Related Podcast and Transcription: What People Really Buy
Joe: We’ve met through ASQ that I find that it’s interesting because most quality people are very removed somewhat to the Customer Experience except dealing with the problem that gets fed back to them. I think Risk Management. Customer Experience is a huge risk, isn’t it? I mean you got to do it, right?
John Goodman: Oh, absolutely and, in fact, I recently had a consumer package goods company, where I had fed back some of the data and some quotes from customers and the quality guys in the manufacturing plant said, “Oh, we’ve never had this kind of information before.” I made the case to the head of Customer Insights and Customer Service that, basically, the plant people should be allowed to talk to the consumers directly to say, “What were you doing when this happened and how had you stored this product, etc.?” The General Counsel intervened and said, “We don’t ever want to have plant people talking to customers.
That would create too much potential risk.” Well, I’d counter it to your point and say, “What’s the risk of the plant people not understanding how the customer was using the product? If anything, there’s a huge risk there and, in fact, if you look at almost every major class action lawsuit and big government intervention, and there have been a number of, for instance in the auto industry and in the pharma industry recently, almost every one of those is due to the fact that problems weren’t handled very effectively and the problems were not paid attention to. It was literally with your problem handling and quality improvement process were pouring more gasoline on the fire rather than dealing with it effectively.” That actually raises the interesting issue that my company CCMC, every 2 years we do the National Wage Study. That’s a cross-section survey of U.S. population with Arizona State University, where we basically identify what makes consumers so angry they start swearing at a company.
What we find is that in most cases, the customer if they do bring a complaint to the company, they want both an apology, they want some empathy and they want a tangible piece of compensation or remedy. A large number of companies just say, “Well, we don’t need to apologize. We didn’t really do anything wrong so why should we apologize?” By not giving the apology, “I’m sorry to hear that happened.
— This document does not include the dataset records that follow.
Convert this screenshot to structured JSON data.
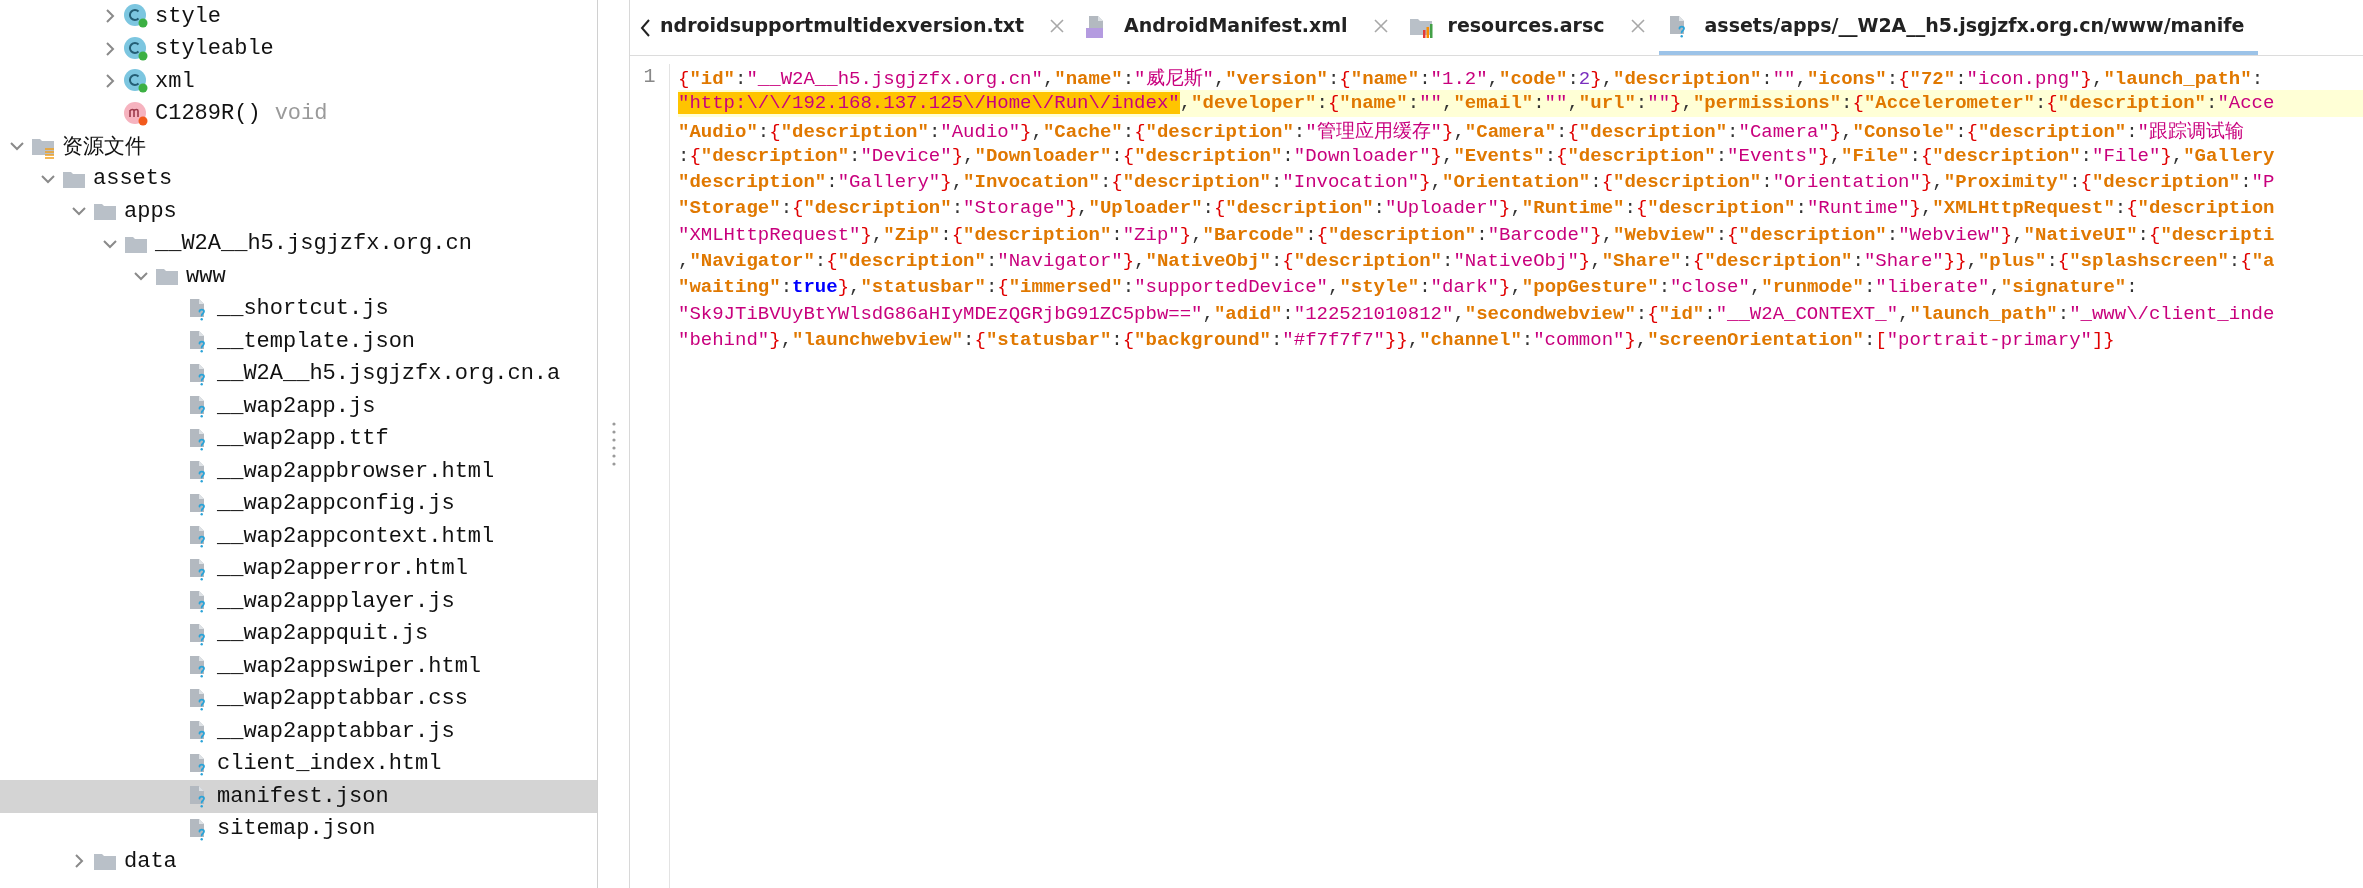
{
  "tree": {
    "partial_items": [
      {
        "label": "style",
        "kind": "class",
        "expanded": false,
        "selected": false
      },
      {
        "label": "styleable",
        "kind": "class",
        "expanded": false,
        "selected": false
      },
      {
        "label": "xml",
        "kind": "class",
        "expanded": false,
        "selected": false
      },
      {
        "label": "C1289R()",
        "suffix": "void",
        "kind": "method",
        "selected": false
      }
    ],
    "items": [
      {
        "label": "资源文件",
        "kind": "resources",
        "expanded": true,
        "selected": false,
        "children": [
          {
            "label": "assets",
            "kind": "folder",
            "expanded": true,
            "selected": false,
            "children": [
              {
                "label": "apps",
                "kind": "folder",
                "expanded": true,
                "selected": false,
                "children": [
                  {
                    "label": "__W2A__h5.jsgjzfx.org.cn",
                    "kind": "folder",
                    "expanded": true,
                    "selected": false,
                    "children": [
                      {
                        "label": "www",
                        "kind": "folder",
                        "expanded": true,
                        "selected": false,
                        "children": [
                          {
                            "label": "__shortcut.js",
                            "kind": "file",
                            "selected": false
                          },
                          {
                            "label": "__template.json",
                            "kind": "file",
                            "selected": false
                          },
                          {
                            "label": "__W2A__h5.jsgjzfx.org.cn.a",
                            "kind": "file",
                            "selected": false
                          },
                          {
                            "label": "__wap2app.js",
                            "kind": "file",
                            "selected": false
                          },
                          {
                            "label": "__wap2app.ttf",
                            "kind": "file",
                            "selected": false
                          },
                          {
                            "label": "__wap2appbrowser.html",
                            "kind": "file",
                            "selected": false
                          },
                          {
                            "label": "__wap2appconfig.js",
                            "kind": "file",
                            "selected": false
                          },
                          {
                            "label": "__wap2appcontext.html",
                            "kind": "file",
                            "selected": false
                          },
                          {
                            "label": "__wap2apperror.html",
                            "kind": "file",
                            "selected": false
                          },
                          {
                            "label": "__wap2appplayer.js",
                            "kind": "file",
                            "selected": false
                          },
                          {
                            "label": "__wap2appquit.js",
                            "kind": "file",
                            "selected": false
                          },
                          {
                            "label": "__wap2appswiper.html",
                            "kind": "file",
                            "selected": false
                          },
                          {
                            "label": "__wap2apptabbar.css",
                            "kind": "file",
                            "selected": false
                          },
                          {
                            "label": "__wap2apptabbar.js",
                            "kind": "file",
                            "selected": false
                          },
                          {
                            "label": "client_index.html",
                            "kind": "file",
                            "selected": false
                          },
                          {
                            "label": "manifest.json",
                            "kind": "file",
                            "selected": true
                          },
                          {
                            "label": "sitemap.json",
                            "kind": "file",
                            "selected": false
                          }
                        ]
                      }
                    ]
                  }
                ]
              },
              {
                "label": "data",
                "kind": "folder",
                "expanded": false,
                "selected": false
              }
            ]
          }
        ]
      }
    ]
  },
  "tabs": [
    {
      "label": "ndroidsupportmultidexversion.txt",
      "kind": "none",
      "selected": false
    },
    {
      "label": "AndroidManifest.xml",
      "kind": "manifest",
      "selected": false
    },
    {
      "label": "resources.arsc",
      "kind": "resources-table",
      "selected": false
    },
    {
      "label": "assets/apps/__W2A__h5.jsgjzfx.org.cn/www/manife",
      "kind": "file",
      "selected": true
    }
  ],
  "editor": {
    "line_number": "1",
    "rows": [
      {
        "current": false,
        "segments": [
          {
            "text": "{\"id\":\"__W2A__h5.jsgjzfx.org.cn\",\"name\":\"威尼斯\",\"version\":{\"name\":\"1.2\",\"code\":2},\"description\":\"\",\"icons\":{\"72\":\"icon.png\"},\"launch_path\":",
            "selected": false
          }
        ]
      },
      {
        "current": true,
        "segments": [
          {
            "text": "\"http:\\/\\/192.168.137.125\\/Home\\/Run\\/index\"",
            "selected": true
          },
          {
            "text": ",\"developer\":{\"name\":\"\",\"email\":\"\",\"url\":\"\"},\"permissions\":{\"Accelerometer\":{\"description\":\"Acce",
            "selected": false
          }
        ]
      },
      {
        "current": false,
        "segments": [
          {
            "text": "\"Audio\":{\"description\":\"Audio\"},\"Cache\":{\"description\":\"管理应用缓存\"},\"Camera\":{\"description\":\"Camera\"},\"Console\":{\"description\":\"跟踪调试输",
            "selected": false
          }
        ]
      },
      {
        "current": false,
        "segments": [
          {
            "text": ":{\"description\":\"Device\"},\"Downloader\":{\"description\":\"Downloader\"},\"Events\":{\"description\":\"Events\"},\"File\":{\"description\":\"File\"},\"Gallery",
            "selected": false
          }
        ]
      },
      {
        "current": false,
        "segments": [
          {
            "text": "\"description\":\"Gallery\"},\"Invocation\":{\"description\":\"Invocation\"},\"Orientation\":{\"description\":\"Orientation\"},\"Proximity\":{\"description\":\"P",
            "selected": false
          }
        ]
      },
      {
        "current": false,
        "segments": [
          {
            "text": "\"Storage\":{\"description\":\"Storage\"},\"Uploader\":{\"description\":\"Uploader\"},\"Runtime\":{\"description\":\"Runtime\"},\"XMLHttpRequest\":{\"description",
            "selected": false
          }
        ]
      },
      {
        "current": false,
        "segments": [
          {
            "text": "\"XMLHttpRequest\"},\"Zip\":{\"description\":\"Zip\"},\"Barcode\":{\"description\":\"Barcode\"},\"Webview\":{\"description\":\"Webview\"},\"NativeUI\":{\"descripti",
            "selected": false
          }
        ]
      },
      {
        "current": false,
        "segments": [
          {
            "text": ",\"Navigator\":{\"description\":\"Navigator\"},\"NativeObj\":{\"description\":\"NativeObj\"},\"Share\":{\"description\":\"Share\"}},\"plus\":{\"splashscreen\":{\"a",
            "selected": false
          }
        ]
      },
      {
        "current": false,
        "segments": [
          {
            "text": "\"waiting\":true},\"statusbar\":{\"immersed\":\"supportedDevice\",\"style\":\"dark\"},\"popGesture\":\"close\",\"runmode\":\"liberate\",\"signature\":",
            "selected": false
          }
        ]
      },
      {
        "current": false,
        "segments": [
          {
            "text": "\"Sk9JTiBVUyBtYWlsdG86aHIyMDEzQGRjbG91ZC5pbw==\",\"adid\":\"122521010812\",\"secondwebview\":{\"id\":\"__W2A_CONTEXT_\",\"launch_path\":\"_www\\/client_inde",
            "selected": false
          }
        ]
      },
      {
        "current": false,
        "segments": [
          {
            "text": "\"behind\"},\"launchwebview\":{\"statusbar\":{\"background\":\"#f7f7f7\"}},\"channel\":\"common\"},\"screenOrientation\":[\"portrait-primary\"]}",
            "selected": false
          }
        ]
      }
    ]
  }
}
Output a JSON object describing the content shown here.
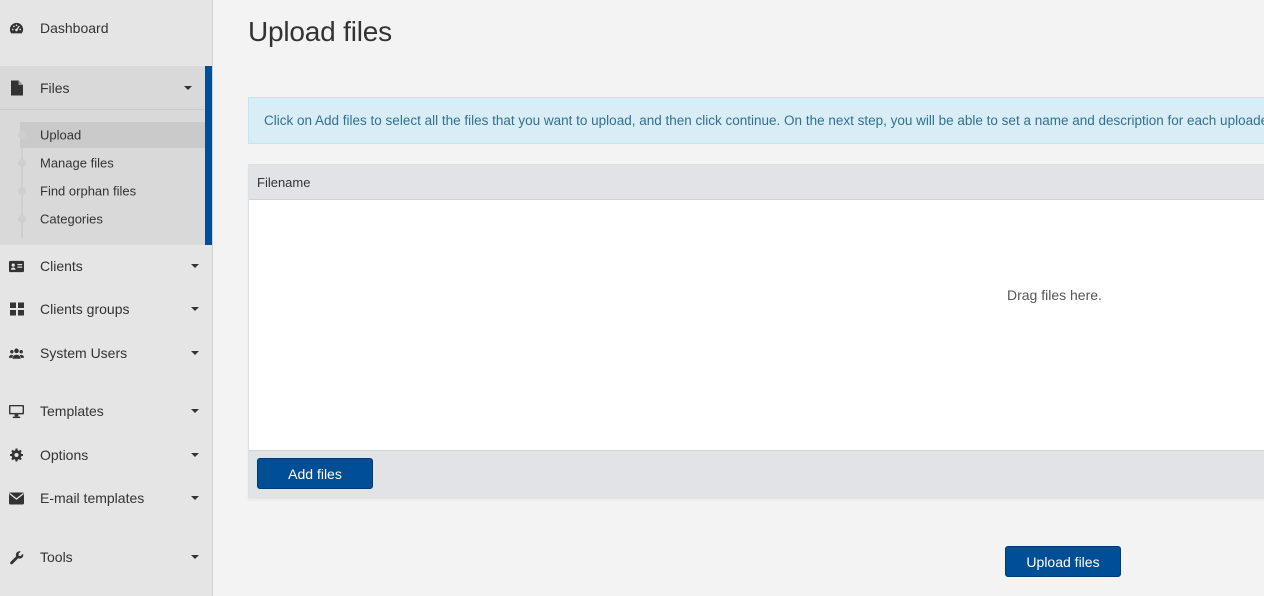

I’d be upset if it happened to you.” even if the customer did contribute a bit to the problem, that doesn’t cost anything but it doubles the potential of making the customer happy and what we have found is that comparing the recent wage study in 2013 to the White House study that we did in the ‘70s. Service and Quality have actually gotten worse over the past 30 years because companies are spending lots more money but they’re doing it in a way that doesn’t make customers happy and they’re doing sort of all the wrong things.